One cottage in Rockport  on South Street which looked almost beyond salvation has recently been saved.

Others have been enlarged with a lean-to on the rear such as the example on Gee Ave.

This small cottage house on Gee Avenue was expanded with a lean-to and
 yet another 
Sadly, the fact remains that most of them are gone.  Those that remain are very special and need protection.
The appealing Cape Ann Cottage is truly the signature house of Cape Ann.

The Thomas Riggs cottage, one of the best known cottages, has an earlier  piece on the right hand
side but the gambrel roof was added in the 1750s at the height of the popularity of this style
While working on this post I was not at home with my own collection of photos.  The photos in this post were found in public records on the Internet as assessor's records or inventory photos from Massachusetts Historical Commission.  In some cases the houses have been restored.  None are up to date. but perhaps I can replace some of them.

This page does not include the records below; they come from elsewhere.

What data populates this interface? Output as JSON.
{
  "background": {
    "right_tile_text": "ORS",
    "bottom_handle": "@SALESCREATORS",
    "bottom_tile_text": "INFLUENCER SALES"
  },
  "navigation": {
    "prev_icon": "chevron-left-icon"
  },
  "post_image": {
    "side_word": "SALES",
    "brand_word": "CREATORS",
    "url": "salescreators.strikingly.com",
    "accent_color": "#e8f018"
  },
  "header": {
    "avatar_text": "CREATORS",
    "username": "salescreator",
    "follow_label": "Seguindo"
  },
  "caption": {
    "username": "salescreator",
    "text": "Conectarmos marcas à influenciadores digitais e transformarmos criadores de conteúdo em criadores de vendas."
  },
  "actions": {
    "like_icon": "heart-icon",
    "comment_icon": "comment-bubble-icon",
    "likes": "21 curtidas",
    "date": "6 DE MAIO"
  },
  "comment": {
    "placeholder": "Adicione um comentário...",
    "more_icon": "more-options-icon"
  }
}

  1. Pru these are my favorite houses in all the world! Thank you for this beautiful post, Warmly, Edyth

  2. I learn something every time I read one of your wonderful posts! Keep them coming!

  3. Thank you for writing this and posting the photos. As always, it's been a joy to look at homes from back home and learn more history of the area. I especially love the Oliver Griffin homestead. What a pleasure it would be to care for a home like that!

  4. Thank you, I'm glad I found this blog. I'm working to preserve some of the stones in First Parish Burial grounds. (1644) I've often wondered if some of the houses are still standing for the people buried there. Sandy Barry

  5. Hello Prudence, Stumbled across your site after googling Oliver Griffin homestead. Drove past it last summer and took many pictures. Beautiful. Enjoyed reading your site; we live in a 1790 cape in Amherst, NH.